Y el sombrero que no
aparecía. Se enojó. La furia se presentó de golpe, como una
tormenta repentina e inesperada. Levantó el colchón y lo arrojo al
otro lado. Inútil, ahí tampoco estaba. Siguió incrementando la
intensidad de sus truenos, primero tirando la mesa de caña contra la
pared, luego destrozando la ropa. Antes se calmaba con los
movimientos violentos, pero ahora la ponían más furiosa.
Y el sombrero seguía
sin aparecer. Estaba convencida de que la maldita le había hecho un
trabajo. Claro, no podía competir con su figura tan bien mantenida y
su carisma para acaparar la atención de los hombres que la rodeaban.

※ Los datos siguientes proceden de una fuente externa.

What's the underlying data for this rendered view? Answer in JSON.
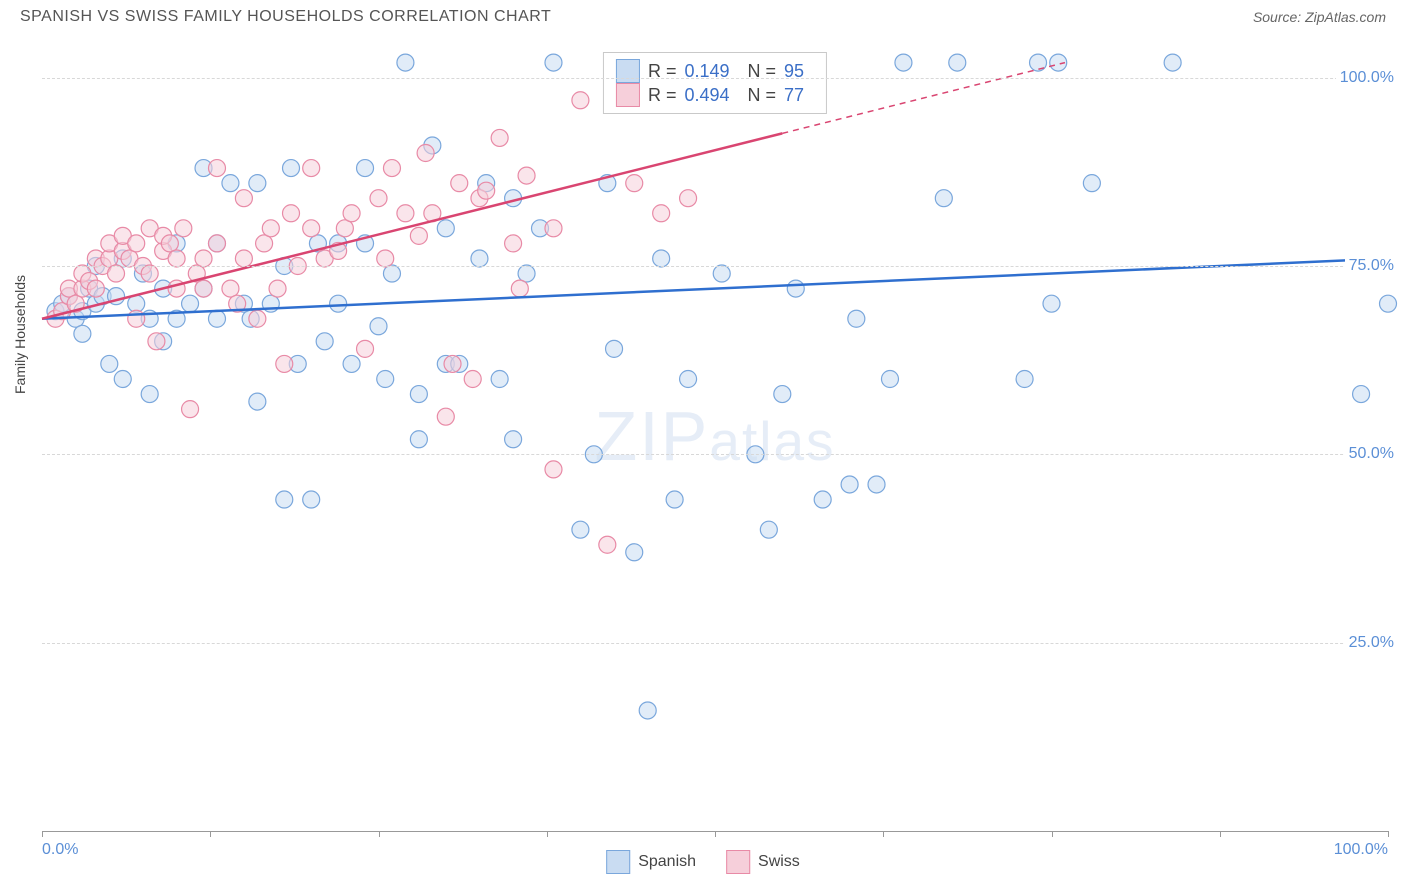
{
  "title": "SPANISH VS SWISS FAMILY HOUSEHOLDS CORRELATION CHART",
  "source": "Source: ZipAtlas.com",
  "y_axis_label": "Family Households",
  "watermark": {
    "part1": "ZIP",
    "part2": "atlas"
  },
  "chart": {
    "type": "scatter",
    "title_fontsize": 16,
    "label_fontsize": 14,
    "tick_fontsize": 16,
    "tick_color": "#5b8fd6",
    "background_color": "#ffffff",
    "grid_color": "#d8d8d8",
    "grid_dash": "5,4",
    "xlim": [
      0,
      100
    ],
    "ylim": [
      0,
      105
    ],
    "yticks": [
      25,
      50,
      75,
      100
    ],
    "ytick_labels": [
      "25.0%",
      "50.0%",
      "75.0%",
      "100.0%"
    ],
    "xticks": [
      0,
      12.5,
      25,
      37.5,
      50,
      62.5,
      75,
      87.5,
      100
    ],
    "xtick_labels_shown": {
      "0": "0.0%",
      "100": "100.0%"
    },
    "marker_radius": 8.5,
    "marker_opacity": 0.55,
    "marker_stroke_width": 1.2,
    "series": [
      {
        "name": "Spanish",
        "color_fill": "#c9dcf2",
        "color_stroke": "#7aa7dc",
        "color_line": "#2f6fcf",
        "R": 0.149,
        "N": 95,
        "trend": {
          "x1": 0,
          "y1": 68,
          "x2": 100,
          "y2": 76,
          "dash_from_x": null
        },
        "points": [
          [
            1,
            69
          ],
          [
            1.5,
            70
          ],
          [
            2,
            71
          ],
          [
            2.5,
            68
          ],
          [
            3,
            69
          ],
          [
            3.5,
            72
          ],
          [
            3,
            66
          ],
          [
            4,
            70
          ],
          [
            4.5,
            71
          ],
          [
            4,
            75
          ],
          [
            5,
            62
          ],
          [
            5.5,
            71
          ],
          [
            6,
            60
          ],
          [
            6,
            76
          ],
          [
            7,
            70
          ],
          [
            7.5,
            74
          ],
          [
            8,
            68
          ],
          [
            8,
            58
          ],
          [
            9,
            65
          ],
          [
            9,
            72
          ],
          [
            10,
            68
          ],
          [
            10,
            78
          ],
          [
            11,
            70
          ],
          [
            12,
            88
          ],
          [
            12,
            72
          ],
          [
            13,
            68
          ],
          [
            13,
            78
          ],
          [
            14,
            86
          ],
          [
            15,
            70
          ],
          [
            15.5,
            68
          ],
          [
            16,
            57
          ],
          [
            16,
            86
          ],
          [
            17,
            70
          ],
          [
            18,
            75
          ],
          [
            18,
            44
          ],
          [
            18.5,
            88
          ],
          [
            19,
            62
          ],
          [
            20,
            44
          ],
          [
            20.5,
            78
          ],
          [
            21,
            65
          ],
          [
            22,
            78
          ],
          [
            22,
            70
          ],
          [
            23,
            62
          ],
          [
            24,
            78
          ],
          [
            24,
            88
          ],
          [
            25,
            67
          ],
          [
            25.5,
            60
          ],
          [
            26,
            74
          ],
          [
            27,
            102
          ],
          [
            28,
            58
          ],
          [
            28,
            52
          ],
          [
            29,
            91
          ],
          [
            30,
            62
          ],
          [
            30,
            80
          ],
          [
            31,
            62
          ],
          [
            32.5,
            76
          ],
          [
            33,
            86
          ],
          [
            34,
            60
          ],
          [
            35,
            52
          ],
          [
            35,
            84
          ],
          [
            36,
            74
          ],
          [
            37,
            80
          ],
          [
            38,
            102
          ],
          [
            40,
            40
          ],
          [
            41,
            50
          ],
          [
            42,
            86
          ],
          [
            42.5,
            64
          ],
          [
            44,
            37
          ],
          [
            45,
            16
          ],
          [
            46,
            76
          ],
          [
            47,
            44
          ],
          [
            48,
            60
          ],
          [
            50,
            102
          ],
          [
            50.5,
            74
          ],
          [
            52,
            102
          ],
          [
            53,
            50
          ],
          [
            54,
            40
          ],
          [
            55,
            58
          ],
          [
            56,
            72
          ],
          [
            58,
            44
          ],
          [
            60,
            46
          ],
          [
            60.5,
            68
          ],
          [
            62,
            46
          ],
          [
            63,
            60
          ],
          [
            64,
            102
          ],
          [
            67,
            84
          ],
          [
            68,
            102
          ],
          [
            73,
            60
          ],
          [
            74,
            102
          ],
          [
            75,
            70
          ],
          [
            75.5,
            102
          ],
          [
            78,
            86
          ],
          [
            84,
            102
          ],
          [
            98,
            58
          ],
          [
            100,
            70
          ]
        ]
      },
      {
        "name": "Swiss",
        "color_fill": "#f6cfda",
        "color_stroke": "#e88aa6",
        "color_line": "#d94571",
        "R": 0.494,
        "N": 77,
        "trend": {
          "x1": 0,
          "y1": 68,
          "x2": 76,
          "y2": 102,
          "dash_from_x": 55
        },
        "points": [
          [
            1,
            68
          ],
          [
            1.5,
            69
          ],
          [
            2,
            71
          ],
          [
            2,
            72
          ],
          [
            2.5,
            70
          ],
          [
            3,
            72
          ],
          [
            3,
            74
          ],
          [
            3.5,
            73
          ],
          [
            4,
            76
          ],
          [
            4,
            72
          ],
          [
            4.5,
            75
          ],
          [
            5,
            76
          ],
          [
            5,
            78
          ],
          [
            5.5,
            74
          ],
          [
            6,
            77
          ],
          [
            6,
            79
          ],
          [
            6.5,
            76
          ],
          [
            7,
            78
          ],
          [
            7,
            68
          ],
          [
            7.5,
            75
          ],
          [
            8,
            80
          ],
          [
            8,
            74
          ],
          [
            8.5,
            65
          ],
          [
            9,
            77
          ],
          [
            9,
            79
          ],
          [
            9.5,
            78
          ],
          [
            10,
            72
          ],
          [
            10,
            76
          ],
          [
            10.5,
            80
          ],
          [
            11,
            56
          ],
          [
            11.5,
            74
          ],
          [
            12,
            72
          ],
          [
            12,
            76
          ],
          [
            13,
            78
          ],
          [
            13,
            88
          ],
          [
            14,
            72
          ],
          [
            14.5,
            70
          ],
          [
            15,
            84
          ],
          [
            15,
            76
          ],
          [
            16,
            68
          ],
          [
            16.5,
            78
          ],
          [
            17,
            80
          ],
          [
            17.5,
            72
          ],
          [
            18,
            62
          ],
          [
            18.5,
            82
          ],
          [
            19,
            75
          ],
          [
            20,
            88
          ],
          [
            20,
            80
          ],
          [
            21,
            76
          ],
          [
            22,
            77
          ],
          [
            22.5,
            80
          ],
          [
            23,
            82
          ],
          [
            24,
            64
          ],
          [
            25,
            84
          ],
          [
            25.5,
            76
          ],
          [
            26,
            88
          ],
          [
            27,
            82
          ],
          [
            28,
            79
          ],
          [
            28.5,
            90
          ],
          [
            29,
            82
          ],
          [
            30,
            55
          ],
          [
            30.5,
            62
          ],
          [
            31,
            86
          ],
          [
            32,
            60
          ],
          [
            32.5,
            84
          ],
          [
            33,
            85
          ],
          [
            34,
            92
          ],
          [
            35,
            78
          ],
          [
            35.5,
            72
          ],
          [
            36,
            87
          ],
          [
            38,
            80
          ],
          [
            38,
            48
          ],
          [
            40,
            97
          ],
          [
            42,
            38
          ],
          [
            44,
            86
          ],
          [
            46,
            82
          ],
          [
            48,
            84
          ]
        ]
      }
    ]
  },
  "legend_top": [
    {
      "swatch_fill": "#c9dcf2",
      "swatch_border": "#7aa7dc",
      "r_label": "R =",
      "r_val": "0.149",
      "n_label": "N =",
      "n_val": "95"
    },
    {
      "swatch_fill": "#f6cfda",
      "swatch_border": "#e88aa6",
      "r_label": "R =",
      "r_val": "0.494",
      "n_label": "N =",
      "n_val": "77"
    }
  ],
  "legend_bottom": [
    {
      "label": "Spanish",
      "fill": "#c9dcf2",
      "border": "#7aa7dc"
    },
    {
      "label": "Swiss",
      "fill": "#f6cfda",
      "border": "#e88aa6"
    }
  ]
}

Esa maldita tuvo que recurrir a artilugios para desplazarla. De qué
otra forma podría, con ese andar en cámara lenta, la ropa cara pero
inexpresiva de lo almidonada, esos silencios incómodos, los paseos
aburridos que hacía con su caballero pavoneándose por la puerta del
café mientras sostenía el brazo del hombre.
Pero ella se
adelantó a invitarlo a la fiesta. Mientras le servía un poco más
de café, cuando él le habló del baile y le preguntó con quién
iría. Tan tímido era que decidió ayudarlo. Y lo invitó. Por un
momento se relajó al recordar la mirada de su caballero que se
perdía en el líquido oscuro de la taza, la cara enrojecida, las
palabras entrecortadas. Tan reservado, tan educado. Lo tomó como un
sí y continuó atendiendo. El mejor día de su vida. Una cita única
y tan esperada. Después de terminar su turno, estuvo hasta tarde
buscando y buscando la vestimenta adecuada. Finalmente consiguió el
vestido y el sombrero rosa, como una niña pálida, fina y sonriente.
De qué le servía
ahora. Menos mal que estaba atrasado, ni siquiera se había puesto el
vestido. Y quién sabe dónde estaría. Entre tanto desorden ya había
perdido dos prendas. Mientras la mente elucubraba excusas y
maldiciones, las manos seguían rompiendo cuanta cosa podría tener
guardado su sombrero. Ya no importaba que no lo usase, era una
cuestión de orgullo, de dignidad. Tenía que encontrarlo.
Arrojó contra la
pared un poster convertido en cuadro, arrancó todas las plumas de su
almohada, pateó lo que quedaba de un cajón. Se encontró erguida y
solitaria en el centro de la pieza en ruinas. Los gritos atravesaban
las paredes finas como flechas envenenadas: basta loca de mierda,
dejá de hacer ruidos, mirá que vamos a llamar a la policía, pará
de una vez, histérica. Ella permanecía parada. Las piernas se
aflojaron. Las piernas, los brazos, el torso. Quiso sentarse, pero
todo estaba inutilizado: la silla, la cama, la mesa. Se arrodilló en
el piso mientras se daba cuenta de que era tarde. Tarde para la
fiesta, para ponerse el vestido, acomodarse el sombrero. Tarde para
que vinieran a buscarla.
The Destroyed Room, Jeff Wall, 1978 |
La maldita tiene la
culpa, puta, puta. Repetía una y otra vez, ahora recostada en el
suelo, acurrucada, enrollada. Los ojos se posaron en el rincón del
cuarto, en una esquina. Oculto tras el colchón deshecho, asomaba una
caja blanca. No lo había desembalado para que no se arruinara. Ahora
lo venía a encontrar. Justo ahora. Se incorporó de golpe, como si
la hubiesen enchufado a un generador. Tiró el colchón y agarró la
caja. Con desesperación sacó la tapa hasta tener frente a su rostro
desencajado, el buscado sombrero.
Lo tomó entre sus
manos. El ímpetu furioso, arrebatado, se había transformado. Una
calma paralizante la dominó. Se lo puso con delicadeza. Su espejo
estaba esparcido por el suelo convertido en pedazos sin sentido. Fue
hasta la ventana y se miró a través del reflejo del cristal. Se lo
acomodó con cuidado y esmero. La maldita tiene la culpa, que puta,
seguía repitiendo. Entre tanto caos, le costó un poco encontrar el
cuchillo para cortar pan, pero esta vez tuvo suerte.
Abrió la puerta de
su pieza. La cartera apretada contra el pecho escondía el cuchillo,
y el sombrero rosa puesto, luciéndose para que todos lo vean: claro,
alegre, femenino. Cerró la puerta y salió.
Texto producido en los talleres de Siempre de Viaje a partir de la imagen "The destroyed Room" de Jeff Wall.